Why does the Christian not live in sin any longer? Why does the Christian seek to be holy to the Lord instead? Because he is now dead to sin.

Paul in his letter to the church in Rome says: ’What shall we say, then? Shall we go on sinning so that grace may increase? By no means! We died to sin; how can we live in it any longer? Or don’t you know that all of us who were baptized into Christ Jesus were baptized into his death? We were therefore buried with him through baptism into death in order that, just as Christ was raised from the dead through the glory of the Father, we too may live a new life. If we have been united with him like this in his death, we will certainly also be united with him in his resurrection.

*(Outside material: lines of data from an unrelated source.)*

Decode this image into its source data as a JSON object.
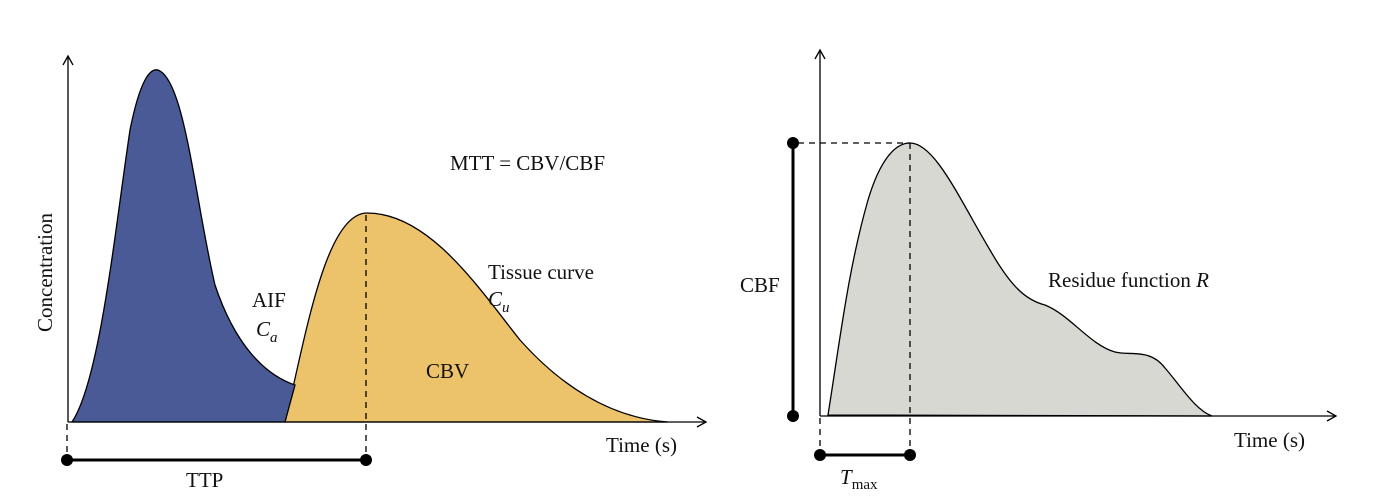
{
  "left_panel": {
    "y_axis_label": "Concentration",
    "x_axis_label": "Time (s)",
    "equation": "MTT = CBV/CBF",
    "aif_label": "AIF",
    "aif_symbol_base": "C",
    "aif_symbol_sub": "a",
    "tissue_label": "Tissue curve",
    "tissue_symbol_base": "C",
    "tissue_symbol_sub": "u",
    "area_label": "CBV",
    "ttp_label": "TTP",
    "colors": {
      "aif_fill": "#4a5a96",
      "tissue_fill": "#ecc26b"
    }
  },
  "right_panel": {
    "x_axis_label": "Time (s)",
    "cbf_label": "CBF",
    "residue_label": "Residue function ",
    "residue_symbol": "R",
    "tmax_base": "T",
    "tmax_sub": "max",
    "colors": {
      "residue_fill": "#d8d8d3"
    }
  }
}
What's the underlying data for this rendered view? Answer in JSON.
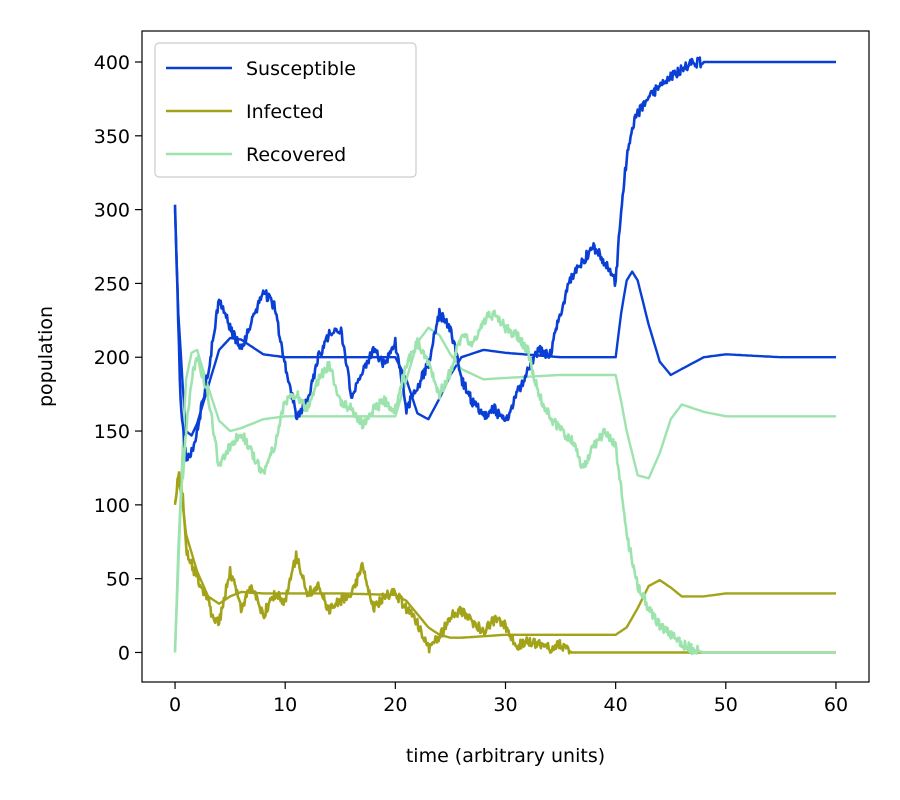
{
  "chart_data": {
    "type": "line",
    "xlabel": "time (arbitrary units)",
    "ylabel": "population",
    "xlim": [
      -3,
      63
    ],
    "ylim": [
      -20,
      421
    ],
    "xticks": [
      0,
      10,
      20,
      30,
      40,
      50,
      60
    ],
    "yticks": [
      0,
      50,
      100,
      150,
      200,
      250,
      300,
      350,
      400
    ],
    "grid": false,
    "legend_position": "top-left",
    "colors": {
      "susceptible": "#0a3fd6",
      "infected": "#a3a31a",
      "recovered": "#9de3ae"
    },
    "legend": [
      {
        "label": "Susceptible",
        "color": "#0a3fd6"
      },
      {
        "label": "Infected",
        "color": "#a3a31a"
      },
      {
        "label": "Recovered",
        "color": "#9de3ae"
      }
    ],
    "series": [
      {
        "name": "Susceptible",
        "style": "deterministic",
        "color": "#0a3fd6",
        "x": [
          0,
          0.3,
          0.7,
          1,
          1.5,
          2,
          3,
          4,
          5,
          6,
          7,
          8,
          10,
          15,
          20,
          21,
          22,
          23,
          24,
          25,
          26,
          28,
          30,
          35,
          40,
          40.5,
          41,
          41.5,
          42,
          43,
          44,
          45,
          46,
          48,
          50,
          55,
          60
        ],
        "y": [
          300,
          230,
          180,
          150,
          147,
          155,
          180,
          205,
          213,
          212,
          207,
          202,
          200,
          200,
          200,
          185,
          162,
          158,
          172,
          188,
          200,
          205,
          203,
          200,
          200,
          230,
          252,
          258,
          252,
          222,
          197,
          188,
          192,
          200,
          202,
          200,
          200
        ]
      },
      {
        "name": "Infected",
        "style": "deterministic",
        "color": "#a3a31a",
        "x": [
          0,
          0.3,
          0.7,
          1,
          2,
          3,
          4,
          5,
          6,
          8,
          10,
          15,
          20,
          21,
          22,
          23,
          24,
          25,
          26,
          28,
          30,
          35,
          40,
          41,
          42,
          43,
          44,
          45,
          46,
          48,
          50,
          55,
          60
        ],
        "y": [
          100,
          118,
          100,
          80,
          55,
          38,
          33,
          38,
          41,
          40,
          40,
          40,
          39,
          35,
          26,
          17,
          12,
          10,
          10,
          11,
          12,
          12,
          12,
          17,
          30,
          45,
          49,
          44,
          38,
          38,
          40,
          40,
          40
        ]
      },
      {
        "name": "Recovered",
        "style": "deterministic",
        "color": "#9de3ae",
        "x": [
          0,
          0.3,
          0.7,
          1,
          1.5,
          2,
          3,
          4,
          5,
          6,
          8,
          10,
          15,
          20,
          21,
          22,
          23,
          24,
          25,
          26,
          28,
          30,
          35,
          40,
          40.5,
          41,
          42,
          43,
          44,
          45,
          46,
          48,
          50,
          55,
          60
        ],
        "y": [
          0,
          70,
          140,
          185,
          203,
          205,
          180,
          157,
          150,
          152,
          158,
          160,
          160,
          160,
          185,
          210,
          220,
          215,
          202,
          192,
          185,
          186,
          188,
          188,
          170,
          150,
          120,
          118,
          135,
          158,
          168,
          163,
          160,
          160,
          160
        ]
      },
      {
        "name": "Susceptible",
        "style": "stochastic",
        "color": "#0a3fd6",
        "x": [
          0,
          0.5,
          1,
          1.5,
          2,
          3,
          4,
          5,
          6,
          7,
          8,
          9,
          10,
          11,
          12,
          13,
          14,
          15,
          16,
          17,
          18,
          19,
          20,
          21,
          22,
          23,
          24,
          25,
          26,
          27,
          28,
          29,
          30,
          31,
          32,
          33,
          34,
          35,
          36,
          37,
          38,
          39,
          40,
          40.5,
          41,
          41.5,
          42,
          43,
          44,
          45,
          46,
          47,
          48,
          50,
          55,
          60
        ],
        "y": [
          300,
          170,
          130,
          135,
          150,
          190,
          240,
          220,
          205,
          225,
          245,
          235,
          195,
          160,
          170,
          200,
          215,
          220,
          175,
          190,
          205,
          195,
          210,
          165,
          180,
          195,
          230,
          220,
          185,
          170,
          160,
          165,
          155,
          175,
          190,
          205,
          200,
          230,
          255,
          265,
          275,
          265,
          250,
          300,
          335,
          355,
          365,
          375,
          385,
          390,
          395,
          399,
          400,
          400,
          400,
          400
        ]
      },
      {
        "name": "Infected",
        "style": "stochastic",
        "color": "#a3a31a",
        "x": [
          0,
          0.3,
          0.7,
          1,
          1.5,
          2,
          3,
          3.5,
          4,
          5,
          6,
          7,
          8,
          9,
          10,
          11,
          12,
          13,
          14,
          15,
          16,
          17,
          18,
          19,
          20,
          21,
          22,
          23,
          24,
          25,
          26,
          27,
          28,
          29,
          30,
          31,
          32,
          33,
          34,
          35,
          36,
          37,
          40,
          45,
          50,
          55,
          60
        ],
        "y": [
          100,
          122,
          105,
          70,
          60,
          50,
          35,
          22,
          20,
          55,
          30,
          45,
          25,
          40,
          35,
          65,
          40,
          45,
          28,
          35,
          38,
          60,
          30,
          38,
          40,
          30,
          20,
          3,
          10,
          25,
          28,
          20,
          15,
          22,
          18,
          5,
          8,
          5,
          3,
          5,
          0,
          0,
          0,
          0,
          0,
          0,
          0
        ]
      },
      {
        "name": "Recovered",
        "style": "stochastic",
        "color": "#9de3ae",
        "x": [
          0,
          0.5,
          1,
          1.5,
          2,
          3,
          4,
          5,
          6,
          7,
          8,
          9,
          10,
          11,
          12,
          13,
          14,
          15,
          16,
          17,
          18,
          19,
          20,
          21,
          22,
          23,
          24,
          25,
          26,
          27,
          28,
          29,
          30,
          31,
          32,
          33,
          34,
          35,
          36,
          37,
          38,
          39,
          40,
          41,
          42,
          43,
          44,
          45,
          46,
          47,
          48,
          50,
          55,
          60
        ],
        "y": [
          0,
          100,
          150,
          185,
          200,
          175,
          125,
          140,
          150,
          135,
          120,
          140,
          170,
          175,
          165,
          185,
          195,
          170,
          165,
          155,
          165,
          170,
          165,
          195,
          210,
          195,
          175,
          190,
          215,
          210,
          225,
          230,
          220,
          215,
          205,
          175,
          160,
          150,
          145,
          125,
          140,
          150,
          140,
          80,
          45,
          30,
          18,
          12,
          6,
          2,
          0,
          0,
          0,
          0
        ]
      }
    ]
  }
}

For we know that our old self was crucified with him so that the body of sin might be done away with, that we should no longer be slaves to sin–because anyone who has died has been freed from sin’ (Romans 6:1-7).

Paul  teaches  us  that  the  Christian  has been set free from sin – he is now holy to the Lord. And it is all because of the death of Christ. When Jesus died on the cross, Christians died too. By an act of God’s free grace, the Holy Spirit applied Christ’s death to all Christians so that they are washed from sin.

Paul uses an illustration in the next chapter of Romans to make the point clear: ‘Do you not know, brothers–for I am speaking to men who know the law–that the law has authority over a man only as long as he lives? For example, by law a married woman is bound to her husband as long as he is alive, but if her husband dies, she is released from the law of marriage. So then, if she marries another man while her husband is still alive, she is called an adulteress. But if her husband dies, she is released from that law and is not an adulteress, even though she marries another man. So, my brothers, you also died to the law through the body of Christ, that you might belong to another, to him who was raised from the dead, in order that we might bear fruit to God’ (Romans 7:1-4).

The law of God demands that sinners be punished with death: ‘For the wages of sin is death’ (Romans 6:23). But if the death that the law demands has taken place, then the person is free to go. The person is now sanctified – pure in the eyes of God. And that is what the Spirit has brought about using the death of Christ.

So how can you make sure you are sanctified? Trust that Jesus died for you and that you died with him. If you do that, it demonstrates that you have been sanctified by the Holy Spirit.